DTEX's designation is part of a much larger trend that is reshaping the landscape of global vulnerability disclosure. The CVE Program has evolved from a centralized model to a federated system of partners. As of mid-2025, the program included over 460 CNAs across nearly 40 countries, ranging from tech giants and open-source projects to specialized security firms and national CERTs.

This decentralization is a direct response to the ever-increasing volume and complexity of cybersecurity vulnerabilities. A single, central authority cannot possibly keep pace. By empowering vendors to manage their own disclosures within a structured framework, the CVE Program has created a scalable, community-driven ecosystem. In joining this ecosystem, DTEX is not just improving its internal processes; it is becoming an active contributor to the global body of cybersecurity knowledge.

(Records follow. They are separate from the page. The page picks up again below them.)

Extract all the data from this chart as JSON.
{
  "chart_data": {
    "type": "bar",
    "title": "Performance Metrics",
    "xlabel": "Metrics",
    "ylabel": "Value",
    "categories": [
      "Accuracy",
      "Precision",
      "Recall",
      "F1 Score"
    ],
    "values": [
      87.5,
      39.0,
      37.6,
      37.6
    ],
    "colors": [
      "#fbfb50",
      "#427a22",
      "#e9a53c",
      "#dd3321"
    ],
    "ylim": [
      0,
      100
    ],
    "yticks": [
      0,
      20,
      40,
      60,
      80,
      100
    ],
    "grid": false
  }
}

This shift places greater responsibility on vendors to act as stewards of their own security. It reflects a maturing industry where security is no longer an afterthought or a closely guarded secret but an integral part of the product lifecycle that demands open communication. This collaborative approach ensures that when a vulnerability is found, the entire community—from the vendor to the end-user—can work from a common set of facts to address the threat effectively.

The Evolving Landscape of Digital Accountability

The growing momentum behind the CNA program is indicative of a global conversation about digital accountability. As software becomes more complex and interconnected, the responsibility for securing the digital supply chain is increasingly seen as a shared one. The model of vendor-led disclosure, as championed by the CVE Program, is a powerful mechanism for distributing this responsibility.

Interestingly, the CVE Program is not the only initiative aiming to solve this challenge. The recent launch of the European-led Global Cybersecurity Vulnerability Enumeration (GCVE) initiative highlights a worldwide demand for robust, resilient, and sometimes alternative, systems for vulnerability disclosure. Like the CVE Program, GCVE envisions a decentralized network of numbering authorities, underscoring a broad consensus that empowering organizations to manage their own disclosures is the most effective path forward.

By becoming a CNA, DTEX is planting its flag firmly within this modern framework of corporate and digital responsibility. The move demonstrates an understanding that in today's threat landscape, transparency is not a liability but a strategic asset. It reinforces the idea that robust security is built on a foundation of open communication, timely action, and a collective commitment to protecting the entire digital ecosystem.